03.06.05

Control Familly: Incident Response

SPRS: N/A

Top Ten Failed Requirement: N/A

Supporting Publications:

  • SP 800-86 [36]

  • SP 800-137 [49]

Referenced in: N/A

Control Type: N/A

CPCSC Level 2: 03.06.05

CMMC Level(s): N/A

Derived From: NIST SP 800-53r5

  • IR-08

a. Develop an incident response plan that:

1. Provides the organization with a roadmap for implementing its incident response capability,

2. Describes the structure and organization of the incident response capability,

3. Provides a high-level approach for how the incident response capability fits into the overall organization,

4. Defines reportable incidents,

5. Addresses the sharing of incident information, and

6. Designates responsibilities to organizational entities, personnel, or roles.

b.

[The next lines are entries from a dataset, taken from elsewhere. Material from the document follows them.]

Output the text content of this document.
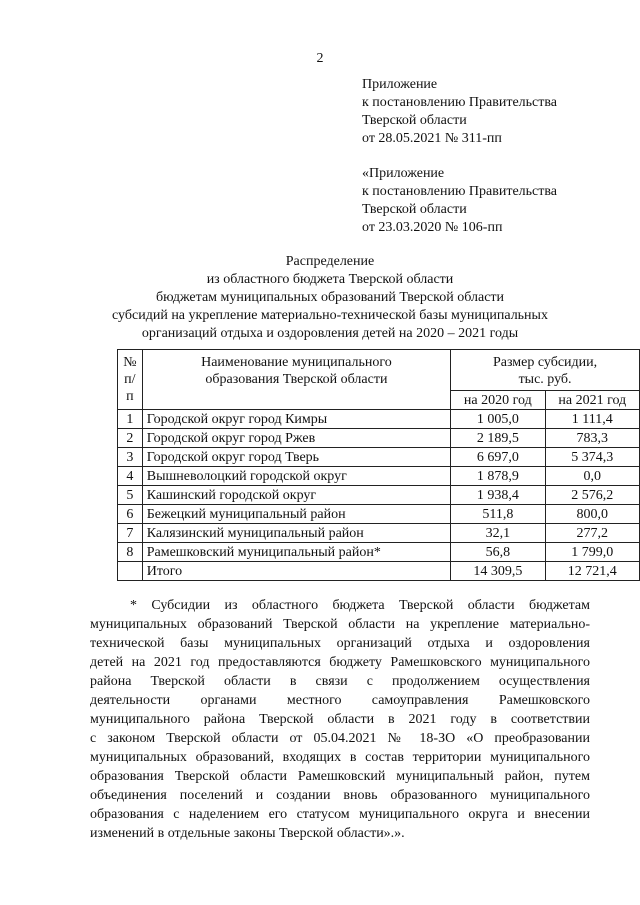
2
Приложение
к постановлению Правительства
Тверской области
от 28.05.2021 № 311-пп
«Приложение
к постановлению Правительства
Тверской области
от 23.03.2020 № 106-пп
Распределение
из областного бюджета Тверской области
бюджетам муниципальных образований Тверской области
субсидий на укрепление материально-технической базы муниципальных
организаций отдыха и оздоровления детей на 2020 – 2021 годы
№ п/п	Наименование муниципального образования Тверской области	Размер субсидии, тыс. руб.	
		на 2020 год	на 2021 год
1	Городской округ город Кимры	1 005,0	1 111,4
2	Городской округ город Ржев	2 189,5	783,3
3	Городской округ город Тверь	6 697,0	5 374,3
4	Вышневолоцкий городской округ	1 878,9	0,0
5	Кашинский городской округ	1 938,4	2 576,2
6	Бежецкий муниципальный район	511,8	800,0
7	Калязинский муниципальный район	32,1	277,2
8	Рамешковский муниципальный район*	56,8	1 799,0
	Итого	14 309,5	12 721,4
* Субсидии из областного бюджета Тверской области бюджетам
муниципальных образований Тверской области на укрепление материально-
технической базы муниципальных организаций отдыха и оздоровления
детей на 2021 год предоставляются бюджету Рамешковского муниципального
района Тверской области в связи с продолжением осуществления
деятельности органами местного самоуправления Рамешковского
муниципального района Тверской области в 2021 году в соответствии
с законом Тверской области от 05.04.2021 № 18-ЗО «О преобразовании
муниципальных образований, входящих в состав территории муниципального
образования Тверской области Рамешковский муниципальный район, путем
объединения поселений и создании вновь образованного муниципального
образования с наделением его статусом муниципального округа и внесении
изменений в отдельные законы Тверской области».».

Distribute copies of the incident response plan to designated incident response personnel (identified by name and/or by role) and organizational elements.

c. Update the incident response plan to address system and organizational changes or problems encountered during plan implementation, execution, or testing.

d. Protect the incident response plan from unauthorized disclosure.

Discussion:

It is important that organizations develop and implement a coordinated approach to incident response. Organizational mission and business functions determine the structure of incident response capabilities. As part of the incident response capabilities, organizations consider the coordination and sharing of information with external organizations, including external service providers and other organizations involved in the supply chain.

Assessment Methods and Objectives

Examine [SELECT FROM: incident response policy; procedures addressing incident response planning; incident response plan; system security plan; records of incident response plan reviews and approvals; other relevant documents or records]

Interview [SELECT FROM: personnel with incident response planning responsibilities; personnel with information security responsibilities]

Test [SELECT FROM: incident response plan and related processes]

NIST SP 800-171A r3 Determining Statements Determine if:

A.03.06.05.a.01: an incident response plan is developed that provides the organization with a roadmap for implementing its incident response capability.

A.03.06.05.a.02: an incident response plan is developed that describes the structure and organization of the incident response capability.

A.03.06.05.a.03: an incident response plan is developed that provides a high-level approach for how the incident response capability fits into the overall organization.

A.03.06.05.a.04: an incident response plan is developed that defines reportable incidents.

A.03.06.05.a.05: an incident response plan is developed that addresses the sharing of incident information.

A.03.06.05.a.06: an incident response plan is developed that designates responsibilities to organizational entities, personnel, or roles.

A.03.06.05.b[01]: copies of the incident response plan are distributed to designated incident response personnel (identified by name or by role).

A.03.06.05.b[02]: copies of the incident response plan are distributed to organizational elements.

A.03.06.05.c: the incident response plan is updated to address system and organizational changes or problems encountered during plan implementation, execution, or testing.

A.03.06.05.d: the incident response plan is protected from unauthorized disclosure.